Development of Self-Healing Ultra-High- Performance Concrete Using Smart Nanocapsules for Enhanced Structural Resilience

Abstract

Ultra-high-performance concrete (UHPC) is widely recognized for its superior mechanical strength and durability; however, its susceptibility to microcrack formation under mechanical and environmental loading poses a critical challenge to long-term structural resilience. This study presents the development of a self-healing UHPC system incorporating smart nanocapsules encapsulating a sodium silicate–based healing agent. The nanocapsules are synthesized using an in-situ polymerization technique and uniformly dispersed within the UHPC matrix without compromising workability.

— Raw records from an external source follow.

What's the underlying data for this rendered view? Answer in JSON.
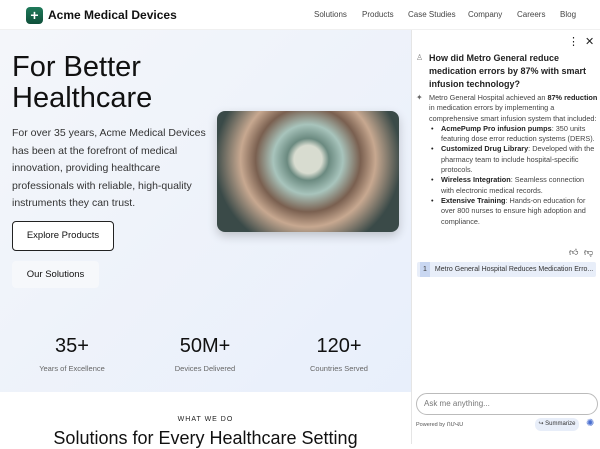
{
  "header": {
    "brand": "Acme Medical Devices",
    "nav": [
      "Solutions",
      "Products",
      "Case Studies",
      "Company",
      "Careers",
      "Blog"
    ]
  },
  "hero": {
    "title_line1": "For Better",
    "title_line2": "Healthcare",
    "lead": "For over 35 years, Acme Medical Devices has been at the forefront of medical innovation, providing healthcare professionals with reliable, high-quality instruments they can trust.",
    "primary_button": "Explore Products",
    "secondary_button": "Our Solutions"
  },
  "stats": [
    {
      "value": "35+",
      "label": "Years of Excellence"
    },
    {
      "value": "50M+",
      "label": "Devices Delivered"
    },
    {
      "value": "120+",
      "label": "Countries Served"
    }
  ],
  "section": {
    "eyebrow": "WHAT WE DO",
    "heading": "Solutions for Every Healthcare Setting"
  },
  "chat": {
    "question": "How did Metro General reduce medication errors by 87% with smart infusion technology?",
    "answer_intro_pre": "Metro General Hospital achieved an ",
    "answer_intro_bold": "87% reduction",
    "answer_intro_post": " in medication errors by implementing a comprehensive smart infusion system that included:",
    "bullets": [
      {
        "title": "AcmePump Pro infusion pumps",
        "text": ": 350 units featuring dose error reduction systems (DERS)."
      },
      {
        "title": "Customized Drug Library",
        "text": ": Developed with the pharmacy team to include hospital-specific protocols."
      },
      {
        "title": "Wireless Integration",
        "text": ": Seamless connection with electronic medical records."
      },
      {
        "title": "Extensive Training",
        "text": ": Hands-on education for over 800 nurses to ensure high adoption and compliance."
      }
    ],
    "source_num": "1",
    "source_title": "Metro General Hospital Reduces Medication Erro...",
    "placeholder": "Ask me anything...",
    "powered_by": "Powered by",
    "powered_brand": "ՈՄՎՍ",
    "summarize": "Summarize"
  }
}
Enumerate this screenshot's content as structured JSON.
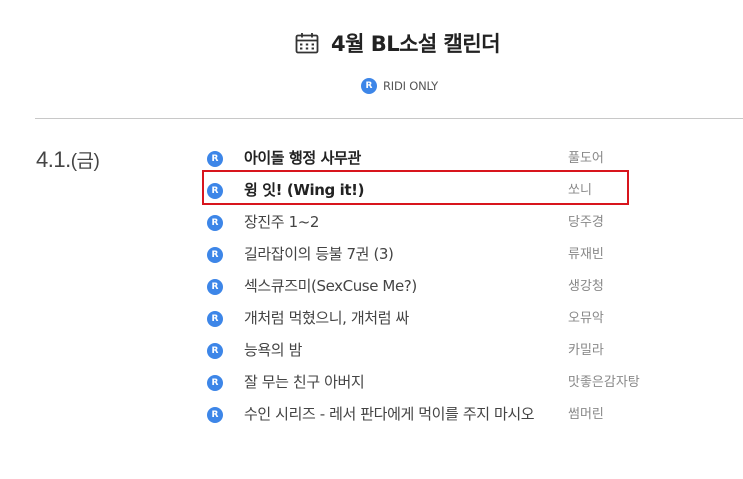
{
  "header": {
    "title": "4월 BL소설 캘린더",
    "badge_letter": "R",
    "subtitle": "RIDI ONLY"
  },
  "date": {
    "day": "4.1.",
    "weekday": "(금)"
  },
  "colors": {
    "badge_blue": "#3d86e8",
    "highlight_red": "#d8151d"
  },
  "books": [
    {
      "title": "아이돌 행정 사무관",
      "author": "풀도어",
      "bold": true
    },
    {
      "title": "윙 잇! (Wing it!)",
      "author": "쏘니",
      "bold": true,
      "highlighted": true
    },
    {
      "title": "장진주 1~2",
      "author": "당주경"
    },
    {
      "title": "길라잡이의 등불 7권 (3)",
      "author": "류재빈"
    },
    {
      "title": "섹스큐즈미(SexCuse Me?)",
      "author": "생강청"
    },
    {
      "title": "개처럼 먹혔으니, 개처럼 싸",
      "author": "오뮤악"
    },
    {
      "title": "능욕의 밤",
      "author": "카밀라"
    },
    {
      "title": "잘 무는 친구 아버지",
      "author": "맛좋은감자탕"
    },
    {
      "title": "수인 시리즈 - 레서 판다에게 먹이를 주지 마시오",
      "author": "썸머린"
    }
  ]
}
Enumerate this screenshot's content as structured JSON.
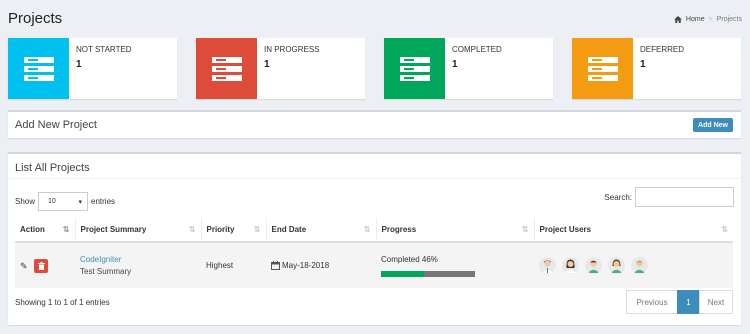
{
  "header": {
    "title": "Projects"
  },
  "breadcrumb": {
    "home": "Home",
    "sep": ">",
    "current": "Projects"
  },
  "stats": [
    {
      "label": "NOT STARTED",
      "value": "1",
      "color": "#00c0ef"
    },
    {
      "label": "IN PROGRESS",
      "value": "1",
      "color": "#dd4b39"
    },
    {
      "label": "COMPLETED",
      "value": "1",
      "color": "#00a65a"
    },
    {
      "label": "DEFERRED",
      "value": "1",
      "color": "#f39c12"
    }
  ],
  "add_panel": {
    "title": "Add New Project",
    "button": "Add New"
  },
  "list_panel": {
    "title": "List All Projects",
    "show_label": "Show",
    "entries_value": "10",
    "entries_label": "entries",
    "search_label": "Search:",
    "columns": [
      "Action",
      "Project Summary",
      "Priority",
      "End Date",
      "Progress",
      "Project Users"
    ],
    "rows": [
      {
        "summary_title": "CodeIgniter",
        "summary_sub": "Test Summary",
        "priority": "Highest",
        "end_date": "May-18-2018",
        "progress_text": "Completed 46%",
        "progress": 46
      }
    ],
    "footer": "Showing 1 to 1 of 1 entries",
    "pager": {
      "prev": "Previous",
      "page": "1",
      "next": "Next"
    }
  }
}
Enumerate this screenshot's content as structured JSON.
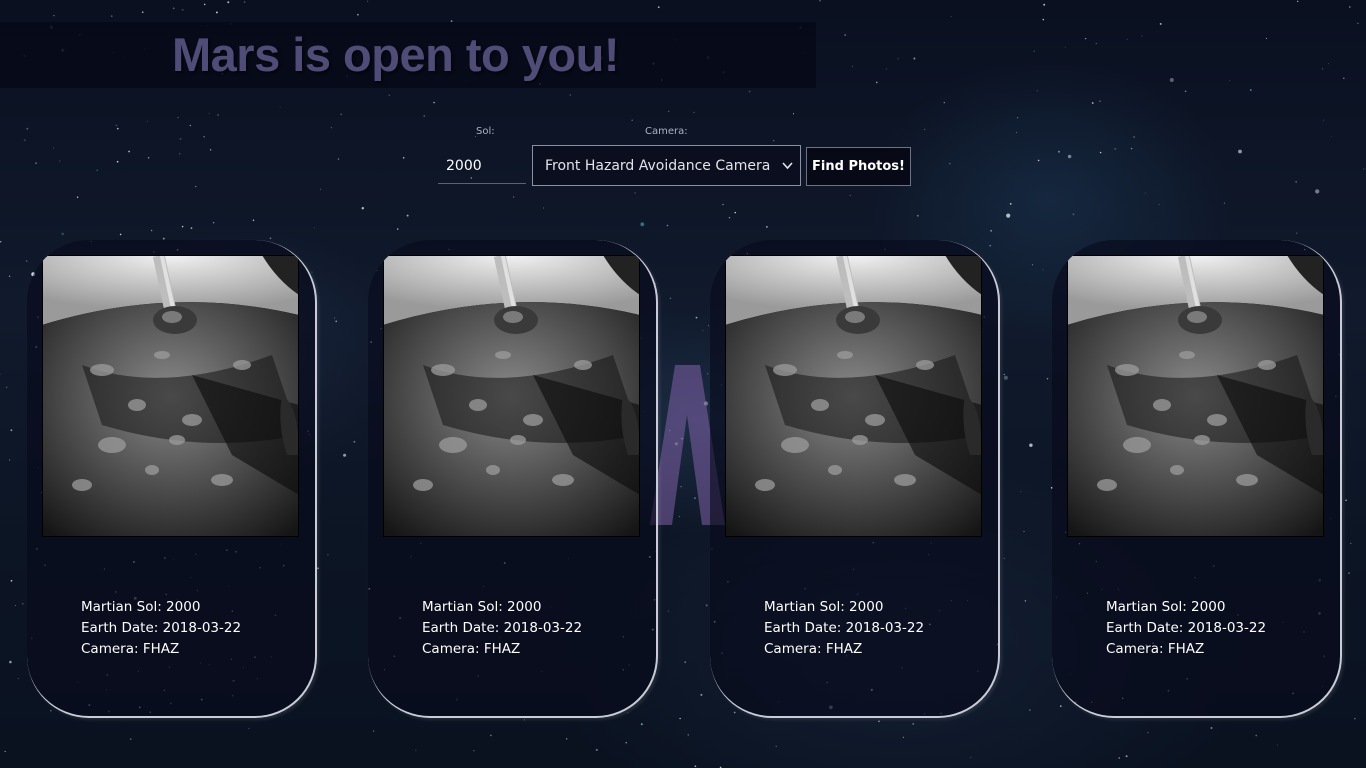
{
  "header": {
    "title": "Mars is open to you!"
  },
  "controls": {
    "sol_label": "Sol:",
    "sol_value": "2000",
    "camera_label": "Camera:",
    "camera_selected": "Front Hazard Avoidance Camera",
    "find_button": "Find Photos!"
  },
  "photos": [
    {
      "sol_label": "Martian Sol: 2000",
      "date_label": "Earth Date: 2018-03-22",
      "camera_label": "Camera: FHAZ"
    },
    {
      "sol_label": "Martian Sol: 2000",
      "date_label": "Earth Date: 2018-03-22",
      "camera_label": "Camera: FHAZ"
    },
    {
      "sol_label": "Martian Sol: 2000",
      "date_label": "Earth Date: 2018-03-22",
      "camera_label": "Camera: FHAZ"
    },
    {
      "sol_label": "Martian Sol: 2000",
      "date_label": "Earth Date: 2018-03-22",
      "camera_label": "Camera: FHAZ"
    }
  ],
  "icons": {
    "select_arrow": "chevron-down-icon"
  }
}
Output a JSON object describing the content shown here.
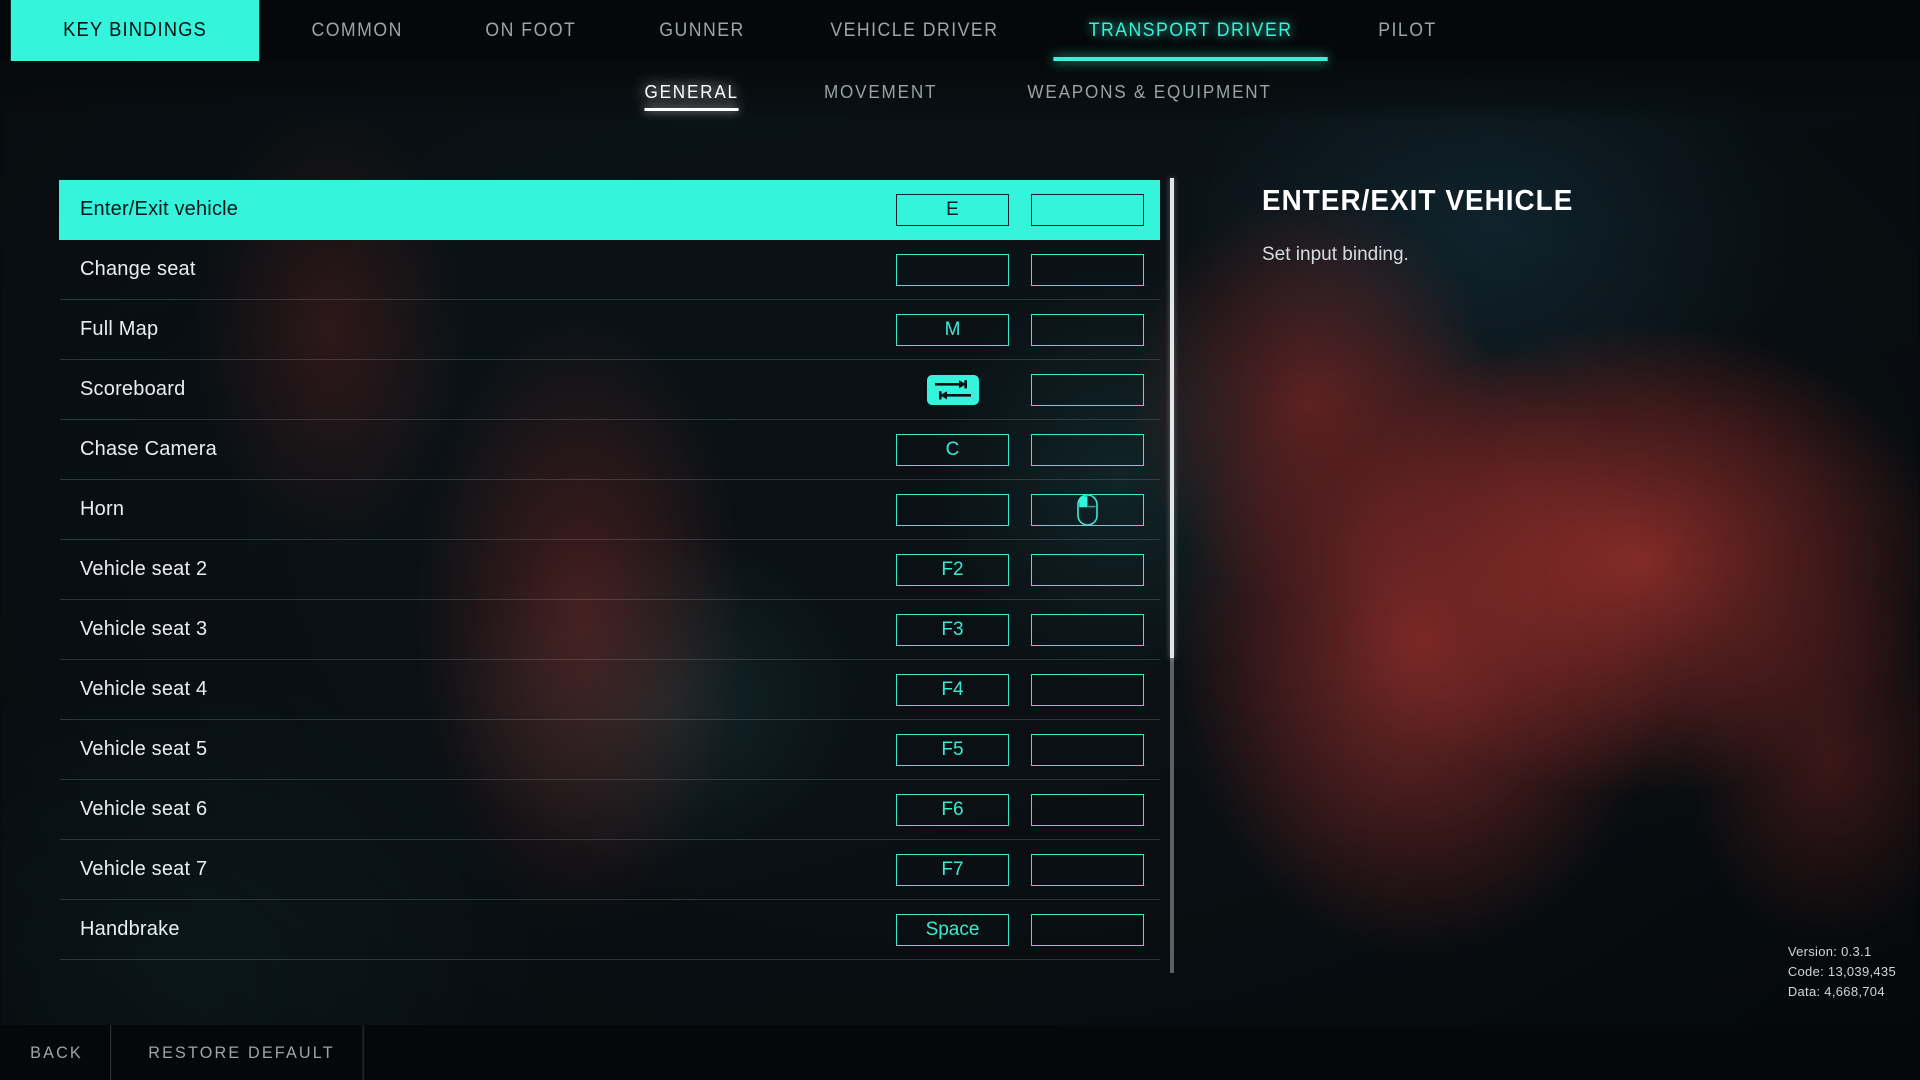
{
  "brand": {
    "label": "KEY BINDINGS"
  },
  "topnav": {
    "tabs": [
      {
        "label": "COMMON",
        "active": false
      },
      {
        "label": "ON FOOT",
        "active": false
      },
      {
        "label": "GUNNER",
        "active": false
      },
      {
        "label": "VEHICLE DRIVER",
        "active": false
      },
      {
        "label": "TRANSPORT DRIVER",
        "active": true
      },
      {
        "label": "PILOT",
        "active": false
      }
    ]
  },
  "subnav": {
    "tabs": [
      {
        "label": "GENERAL",
        "active": true
      },
      {
        "label": "MOVEMENT",
        "active": false
      },
      {
        "label": "WEAPONS & EQUIPMENT",
        "active": false
      }
    ]
  },
  "bindings": {
    "rows": [
      {
        "label": "Enter/Exit vehicle",
        "primary": "E",
        "primary_icon": "",
        "secondary": "",
        "secondary_icon": "",
        "selected": true
      },
      {
        "label": "Change seat",
        "primary": "",
        "primary_icon": "",
        "secondary": "",
        "secondary_icon": "",
        "selected": false
      },
      {
        "label": "Full Map",
        "primary": "M",
        "primary_icon": "",
        "secondary": "",
        "secondary_icon": "",
        "selected": false
      },
      {
        "label": "Scoreboard",
        "primary": "",
        "primary_icon": "tab-key-icon",
        "secondary": "",
        "secondary_icon": "",
        "selected": false
      },
      {
        "label": "Chase Camera",
        "primary": "C",
        "primary_icon": "",
        "secondary": "",
        "secondary_icon": "",
        "selected": false
      },
      {
        "label": "Horn",
        "primary": "",
        "primary_icon": "",
        "secondary": "",
        "secondary_icon": "mouse-left-button-icon",
        "selected": false
      },
      {
        "label": "Vehicle seat 2",
        "primary": "F2",
        "primary_icon": "",
        "secondary": "",
        "secondary_icon": "",
        "selected": false
      },
      {
        "label": "Vehicle seat 3",
        "primary": "F3",
        "primary_icon": "",
        "secondary": "",
        "secondary_icon": "",
        "selected": false
      },
      {
        "label": "Vehicle seat 4",
        "primary": "F4",
        "primary_icon": "",
        "secondary": "",
        "secondary_icon": "",
        "selected": false
      },
      {
        "label": "Vehicle seat 5",
        "primary": "F5",
        "primary_icon": "",
        "secondary": "",
        "secondary_icon": "",
        "selected": false
      },
      {
        "label": "Vehicle seat 6",
        "primary": "F6",
        "primary_icon": "",
        "secondary": "",
        "secondary_icon": "",
        "selected": false
      },
      {
        "label": "Vehicle seat 7",
        "primary": "F7",
        "primary_icon": "",
        "secondary": "",
        "secondary_icon": "",
        "selected": false
      },
      {
        "label": "Handbrake",
        "primary": "Space",
        "primary_icon": "",
        "secondary": "",
        "secondary_icon": "",
        "selected": false
      }
    ]
  },
  "detail": {
    "title": "ENTER/EXIT VEHICLE",
    "description": "Set input binding."
  },
  "version": {
    "line1": "Version: 0.3.1",
    "line2": "Code: 13,039,435",
    "line3": "Data: 4,668,704"
  },
  "bottombar": {
    "back_label": "BACK",
    "restore_label": "RESTORE DEFAULT"
  },
  "colors": {
    "accent": "#34F5DC",
    "accent_border": "#3BE9D2",
    "panel_bg": "#05080a",
    "text_primary": "#e9eff0",
    "text_muted": "#9aa6a8",
    "selected_text": "#05191c"
  }
}
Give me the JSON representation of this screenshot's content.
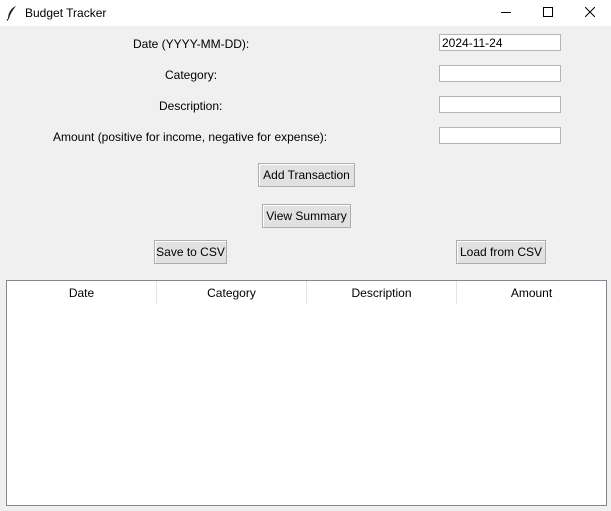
{
  "window": {
    "title": "Budget Tracker",
    "icons": {
      "app": "feather-icon",
      "minimize": "minimize-icon",
      "maximize": "maximize-icon",
      "close": "close-icon"
    }
  },
  "form": {
    "date_label": "Date (YYYY-MM-DD):",
    "date_value": "2024-11-24",
    "category_label": "Category:",
    "category_value": "",
    "description_label": "Description:",
    "description_value": "",
    "amount_label": "Amount (positive for income, negative for expense):",
    "amount_value": ""
  },
  "buttons": {
    "add": "Add Transaction",
    "summary": "View Summary",
    "save": "Save to CSV",
    "load": "Load from CSV"
  },
  "table": {
    "columns": [
      "Date",
      "Category",
      "Description",
      "Amount"
    ],
    "rows": []
  }
}
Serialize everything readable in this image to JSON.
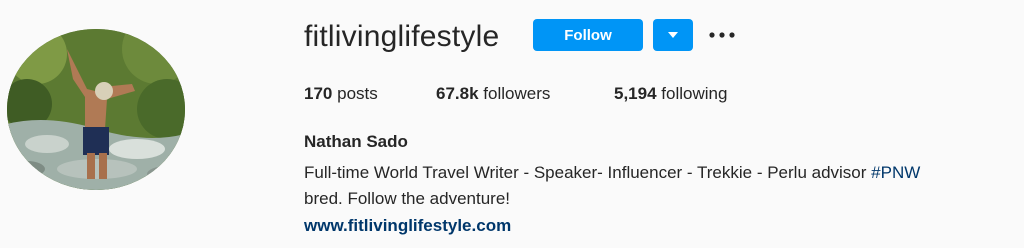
{
  "profile": {
    "username": "fitlivinglifestyle",
    "avatar_alt": "profile-photo",
    "follow_label": "Follow",
    "dropdown_icon": "caret-down-icon",
    "more_icon": "more-options-icon",
    "stats": {
      "posts_count": "170",
      "posts_label": "posts",
      "followers_count": "67.8k",
      "followers_label": "followers",
      "following_count": "5,194",
      "following_label": "following"
    },
    "full_name": "Nathan Sado",
    "bio_line1": "Full-time World Travel Writer - Speaker- Influencer - Trekkie - Perlu advisor ",
    "bio_hashtag": "#PNW",
    "bio_line2": "bred. Follow the adventure!",
    "website": "www.fitlivinglifestyle.com"
  },
  "colors": {
    "background": "#fafafa",
    "button_blue": "#0095f6",
    "link_blue": "#00376b",
    "text": "#262626"
  }
}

Mechanical performance, crack-healing efficiency, permeability resistance, and microstructural evolution are evaluated through compressive and flexural strength tests, water absorption measurements, scanning electron microscopy, and X-ray diffraction analysis. Experimental results indicate that the self-healing UHPC exhibits up to 85% recovery in flexural strength and significant crack closure for cracks up to 300 µm. The presence of nanocapsules enhances durability by reducing chloride penetration and water permeability. Microstructural observations confirm the formation of calcium silicate hydrate gels within healed cracks. The proposed smart nanocapsule-enabled UHPC demonstrates strong potential for autonomous damage mitigation, reduced maintenance requirements, and extended service life of critical infrastructure, contributing to sustainable and resilient construction practices.